Two Terminated Mergers, Allegedly False Statements at the Center of Class Action Against Walgreens Boots Alliance
Last Updated on November 12, 2018
Chabot et al v. Walgreens Boots Alliance, Inc. et al
Filed: November 2, 2018 ◆§ 1:18cv2118
A class action against Walgreens Boots Alliance and two execs looks to cover those who bought Rite Aid Corporation common stock between October 20, 2016, and June 28, 2017.
Pennsylvania
Walgreens Boots Alliance, Inc. and Walgreens’ CEO and executive vice chairman are the defendants in a proposed class action lawsuit that looks to represent those who purchased Rite Aid Corporation common stock between October 20, 2016, and June 28, 2017 (the class period). The lawsuit, filed in Pennsylvania federal court, piggybacks onto a previous suit—Hering v.
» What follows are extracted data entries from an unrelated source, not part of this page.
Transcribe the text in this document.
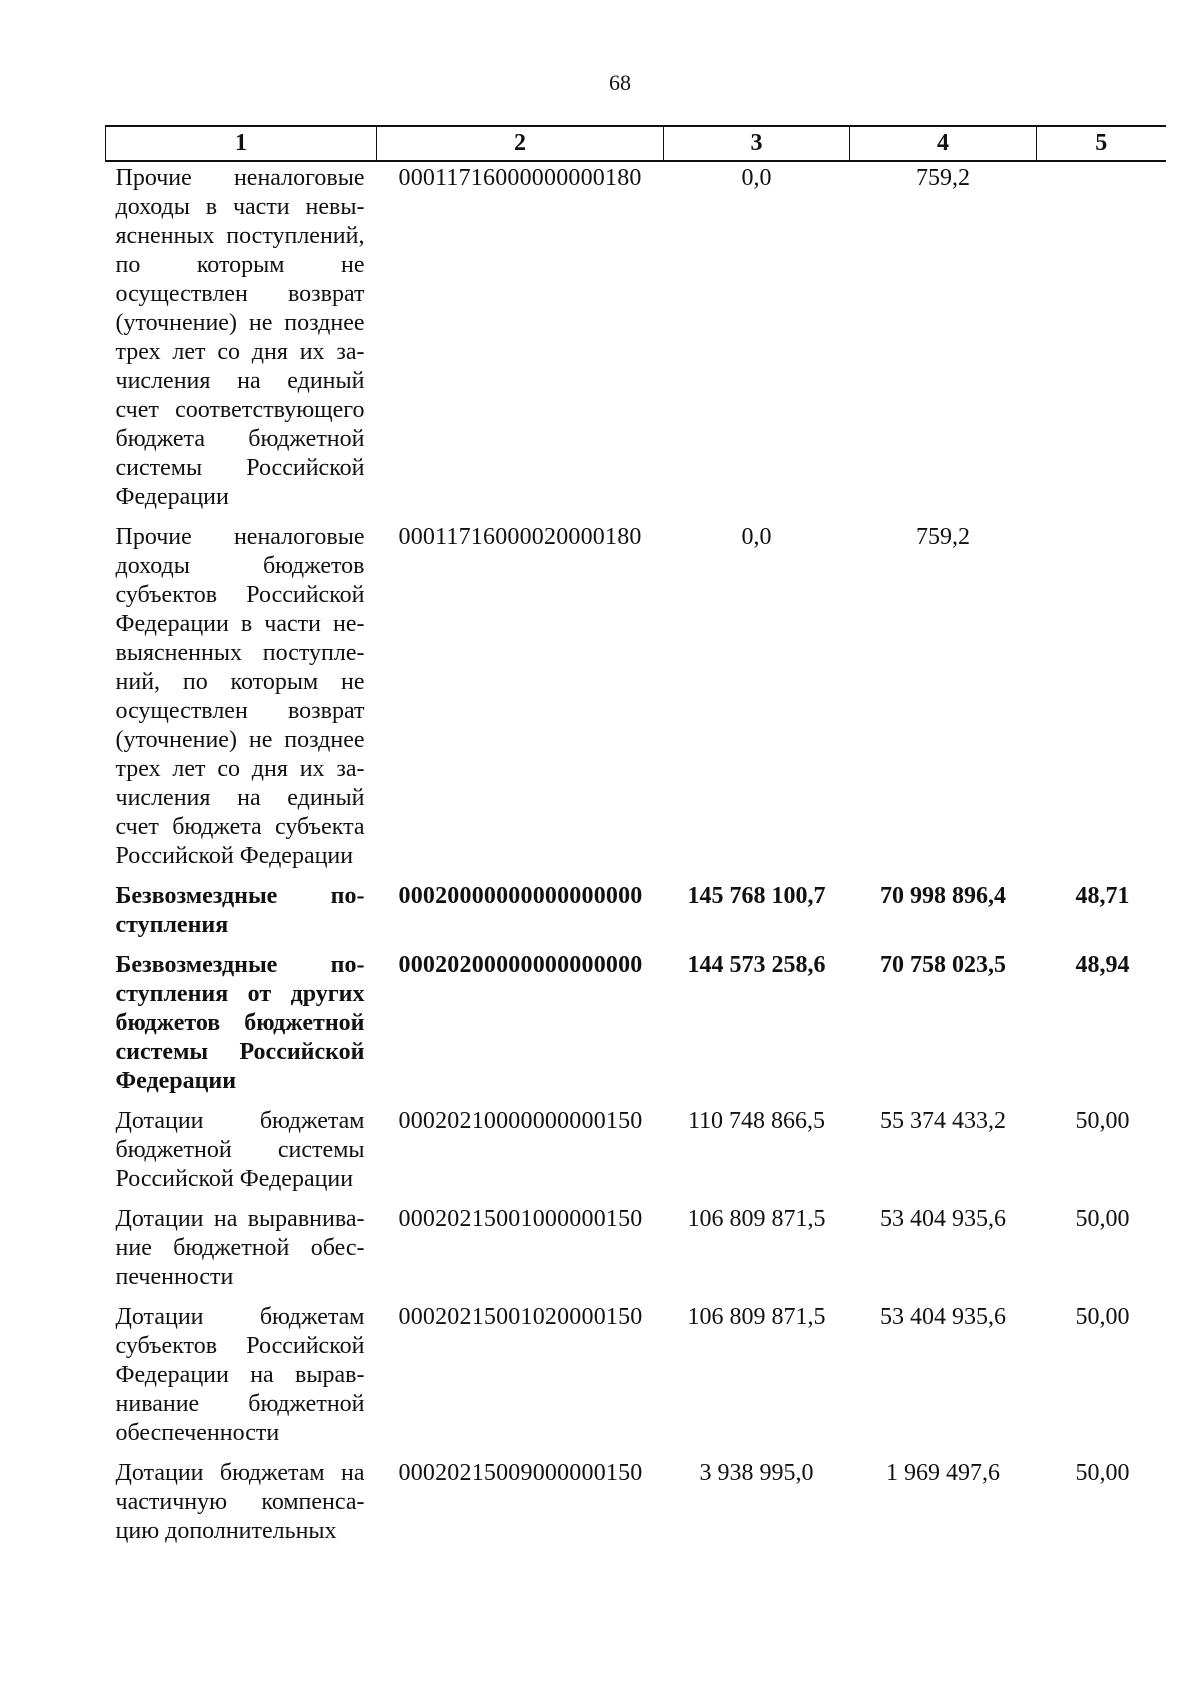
68
1	2	3	4	5
Прочие неналоговые доходы в части невыясненных поступлений, по которым не осуществлен возврат (уточнение) не позднее трех лет со дня их зачисления на единый счет соответствующего бюджета бюджетной системы Российской Федерации	00011716000000000180	0,0	759,2	
Прочие неналоговые доходы бюджетов субъектов Российской Федерации в части невыясненных поступлений, по которым не осуществлен возврат (уточнение) не позднее трех лет со дня их зачисления на единый счет бюджета субъекта Российской Федерации	00011716000020000180	0,0	759,2	
Безвозмездные поступления	00020000000000000000	145 768 100,7	70 998 896,4	48,71
Безвозмездные поступления от других бюджетов бюджетной системы Российской Федерации	00020200000000000000	144 573 258,6	70 758 023,5	48,94
Дотации бюджетам бюджетной системы Российской Федерации	00020210000000000150	110 748 866,5	55 374 433,2	50,00
Дотации на выравнивание бюджетной обеспеченности	00020215001000000150	106 809 871,5	53 404 935,6	50,00
Дотации бюджетам субъектов Российской Федерации на выравнивание бюджетной обеспеченности	00020215001020000150	106 809 871,5	53 404 935,6	50,00
Дотации бюджетам на частичную компенсацию дополнительных	00020215009000000150	3 938 995,0	1 969 497,6	50,00
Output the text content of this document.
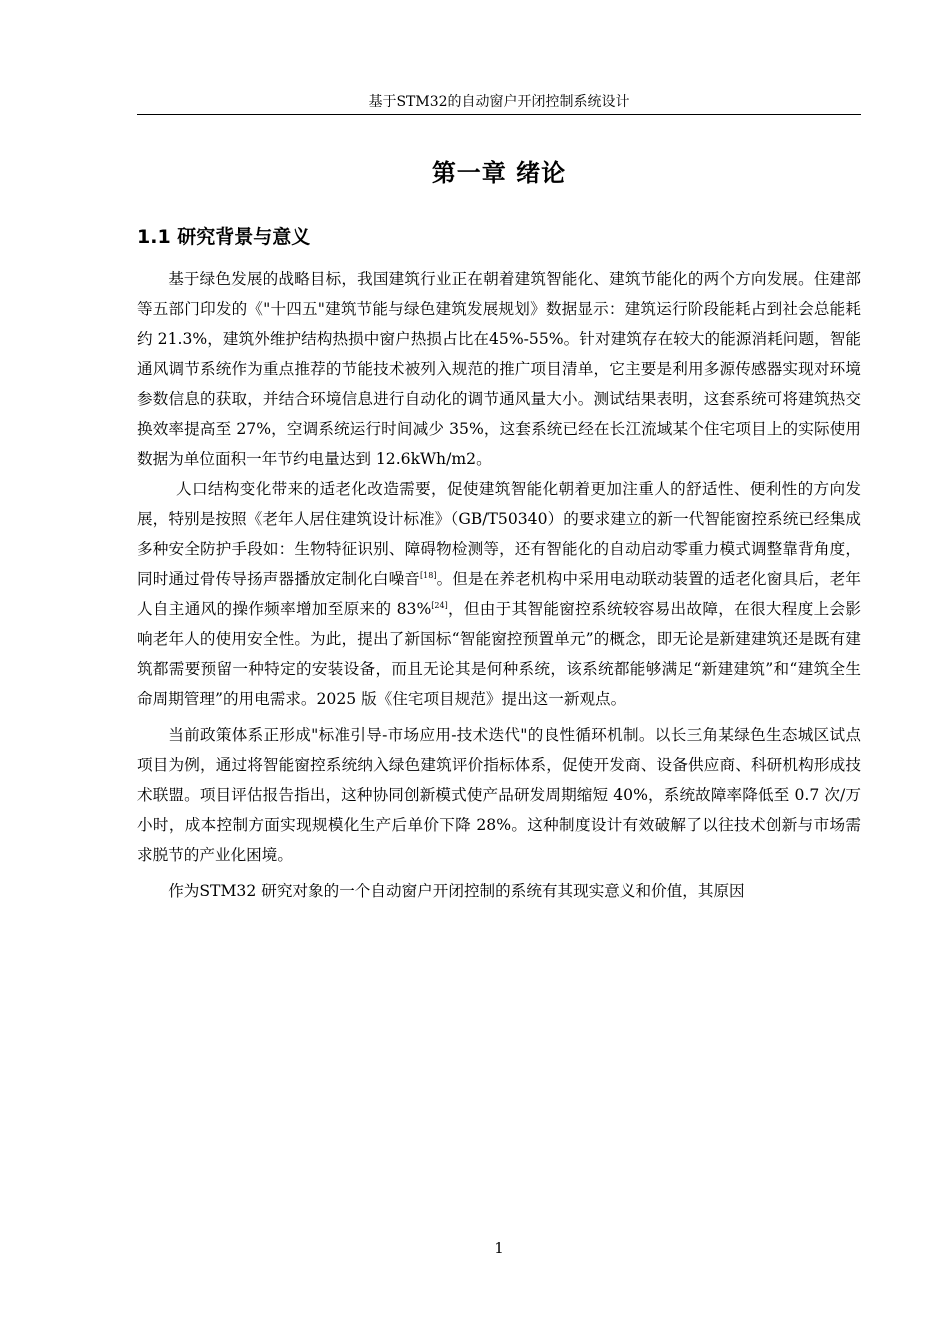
基于STM32的自动窗户开闭控制系统设计
第一章 绪论
1.1 研究背景与意义

基于绿色发展的战略目标，我国建筑行业正在朝着建筑智能化、建筑节能化的两个方向发展。住建部等五部门印发的《"十四五"建筑节能与绿色建筑发展规划》数据显示：建筑运行阶段能耗占到社会总能耗约 21.3%，建筑外维护结构热损中窗户热损占比在45%-55%。针对建筑存在较大的能源消耗问题，智能通风调节系统作为重点推荐的节能技术被列入规范的推广项目清单，它主要是利用多源传感器实现对环境参数信息的获取，并结合环境信息进行自动化的调节通风量大小。测试结果表明，这套系统可将建筑热交换效率提高至 27%，空调系统运行时间减少 35%，这套系统已经在长江流域某个住宅项目上的实际使用数据为单位面积一年节约电量达到 12.6kWh/m2。

人口结构变化带来的适老化改造需要，促使建筑智能化朝着更加注重人的舒适性、便利性的方向发展，特别是按照《老年人居住建筑设计标准》（GB/T50340）的要求建立的新一代智能窗控系统已经集成多种安全防护手段如：生物特征识别、障碍物检测等，还有智能化的自动启动零重力模式调整靠背角度，同时通过骨传导扬声器播放定制化白噪音[18]。但是在养老机构中采用电动联动装置的适老化窗具后，老年人自主通风的操作频率增加至原来的 83%[24]，但由于其智能窗控系统较容易出故障，在很大程度上会影响老年人的使用安全性。为此，提出了新国标“智能窗控预置单元”的概念，即无论是新建建筑还是既有建筑都需要预留一种特定的安装设备，而且无论其是何种系统，该系统都能够满足“新建建筑”和“建筑全生命周期管理”的用电需求。2025 版《住宅项目规范》提出这一新观点。

当前政策体系正形成"标准引导-市场应用-技术迭代"的良性循环机制。以长三角某绿色生态城区试点项目为例，通过将智能窗控系统纳入绿色建筑评价指标体系，促使开发商、设备供应商、科研机构形成技术联盟。项目评估报告指出，这种协同创新模式使产品研发周期缩短 40%，系统故障率降低至 0.7 次/万小时，成本控制方面实现规模化生产后单价下降 28%。这种制度设计有效破解了以往技术创新与市场需求脱节的产业化困境。

作为STM32 研究对象的一个自动窗户开闭控制的系统有其现实意义和价值，其原因

1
Rite Aid Corp.—that stemmed from the defendants’ alleged dissemination of materially false and misleading statements concerning both a 2015 proposed merger and a revised, now-terminated 2017 merger between Rite Aid and Walgreens.
The plaintiffs allege that the defendants during the class period misled stockholders with regard to the level of regulatory risk faced by both mergers. According to the suit, Walgreens Boots Alliance and the individual defendants downplayed or disputed conflicting media reports spotlighting regulatory obstacles and played up that they possessed inside knowledge of the Federal Trade Commission, thereby lending false confidence that the deal would close.
A sticking point in the lawsuit is a July 2018 court ruling on the defendants’ motion to dismiss Hering v. Rite Aid Corp. The court, in sum, found that the defendants’ statements “directly contradicted reports and purportedly were based on non-public information from the FTC,” and that the plaintiff, therefore, satisfied the suit’s claims. The court, however, shortened the class period for Hering, after which the defendants filed a motion for judgment arguing the plaintiff had not purchased stock during the newly cut class period. While the plaintiffs behind the lawsuit described on this page filed a motion to intervene, the court denied their motion while granting the defendants’ motion for judgment. The court indicated, however, that the plaintiffs were “free to bring their allegations in a new action.”
All told, the plaintiffs eye legal ramifications stemming from “the specific statements” that the court held were actionably false and misleading for Hering v. Rite Aid Corp., as opposed to those specified by the court in its opinion as non-actionable.